Panthers head coach Kevin Dineen had a different assessment.
“Well, when you get it waved off that emphatically, the referee skating there and when he waves it off three or four times you are under the assumption that it’s going to be a no-goal,” Dineen told reporters afterward. “And then, when you get a replay in your dressing room relayed to you that it is no goal, it’s very surprising that it would go from that, to all of the sudden a goal, when a guy’s waving it off that much. It’s a shame … unfortunately it costs us a point, a very expensive point.”
And a point to a Southeast Division rival that really needed them.
“We almost gave away two points,” said Wellwood, who scored in the shootout along with Andrew Ladd. “It’s not exactly the packaged game we want to have, but there’s a lot of positives.”
Perhaps the most important of those was that the Jets found a way to earn a victory when they weren’t at their best.

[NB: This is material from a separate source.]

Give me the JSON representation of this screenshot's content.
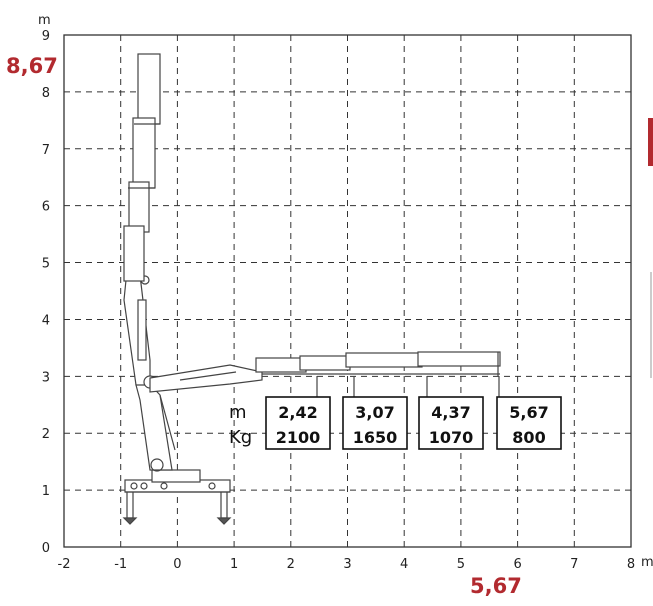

Not lost in the shuffle was that the Jets stood up for one another after two high and somewhat questionable hits delivered by Scottie Upshall (on Kane) and Jack Skille, who knocked Jets defenceman Toby Enstrom out of the game late in the second period.
Dustin Byfuglien dropped the gloves with Skille immediately and early in the third, Andrew Ladd challenged him again.

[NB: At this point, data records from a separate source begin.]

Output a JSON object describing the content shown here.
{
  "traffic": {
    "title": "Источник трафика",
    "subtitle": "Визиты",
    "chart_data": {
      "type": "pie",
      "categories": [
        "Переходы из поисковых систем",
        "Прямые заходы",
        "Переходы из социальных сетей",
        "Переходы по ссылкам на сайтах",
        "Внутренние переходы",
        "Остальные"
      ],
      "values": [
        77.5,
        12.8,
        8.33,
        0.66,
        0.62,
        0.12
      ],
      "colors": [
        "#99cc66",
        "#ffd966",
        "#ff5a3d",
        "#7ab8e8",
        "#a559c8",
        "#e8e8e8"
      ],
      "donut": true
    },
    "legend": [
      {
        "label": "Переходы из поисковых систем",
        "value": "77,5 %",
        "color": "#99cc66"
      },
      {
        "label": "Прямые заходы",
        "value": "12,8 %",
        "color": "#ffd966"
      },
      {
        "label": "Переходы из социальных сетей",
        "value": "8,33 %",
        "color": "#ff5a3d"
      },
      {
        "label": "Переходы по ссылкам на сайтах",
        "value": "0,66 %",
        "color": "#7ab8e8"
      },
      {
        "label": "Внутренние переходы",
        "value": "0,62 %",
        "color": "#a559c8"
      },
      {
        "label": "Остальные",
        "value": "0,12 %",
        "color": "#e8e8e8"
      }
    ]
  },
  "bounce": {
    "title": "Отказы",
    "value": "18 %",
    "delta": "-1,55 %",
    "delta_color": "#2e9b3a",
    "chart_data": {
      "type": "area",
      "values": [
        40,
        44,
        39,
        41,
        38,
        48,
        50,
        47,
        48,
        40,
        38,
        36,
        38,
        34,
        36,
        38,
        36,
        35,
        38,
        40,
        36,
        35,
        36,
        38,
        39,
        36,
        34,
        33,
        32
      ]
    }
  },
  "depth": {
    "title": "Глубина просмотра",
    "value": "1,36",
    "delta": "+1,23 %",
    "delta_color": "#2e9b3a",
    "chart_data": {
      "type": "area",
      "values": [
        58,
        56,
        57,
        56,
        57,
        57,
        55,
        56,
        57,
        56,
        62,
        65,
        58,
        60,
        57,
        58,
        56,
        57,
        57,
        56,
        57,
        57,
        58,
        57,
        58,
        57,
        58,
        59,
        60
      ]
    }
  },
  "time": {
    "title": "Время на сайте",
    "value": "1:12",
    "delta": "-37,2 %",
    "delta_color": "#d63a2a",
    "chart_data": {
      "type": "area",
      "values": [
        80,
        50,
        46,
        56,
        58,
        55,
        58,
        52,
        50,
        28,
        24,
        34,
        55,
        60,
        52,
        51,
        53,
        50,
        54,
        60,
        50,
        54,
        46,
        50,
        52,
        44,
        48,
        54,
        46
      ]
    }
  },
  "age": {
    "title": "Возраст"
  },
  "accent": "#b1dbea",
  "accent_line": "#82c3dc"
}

“We thought that was a bad hit and when guys take liberties against your best players, you have to step up and let them know it’s just not tolerated,” said Ladd.
Noel loved the response by his captain.
“Andrew leads in a lot of different ways,” said Noel. “He’s fed up and he’s had enough. I thought it was a good moment in the game. He’s a valuable player for us, but that’s what you get from your leaders. He leads our group and we responded from it.”
Not lost was the stellar play of Jets goalie Ondrej Pavelec, who was under siege in the first period (stopping 19 of 20 shots) and finishing with 39 saves overall.
“Ondrej has had two fantastic games back-to-back and was definitely the No. 1 star for us,” said Kane.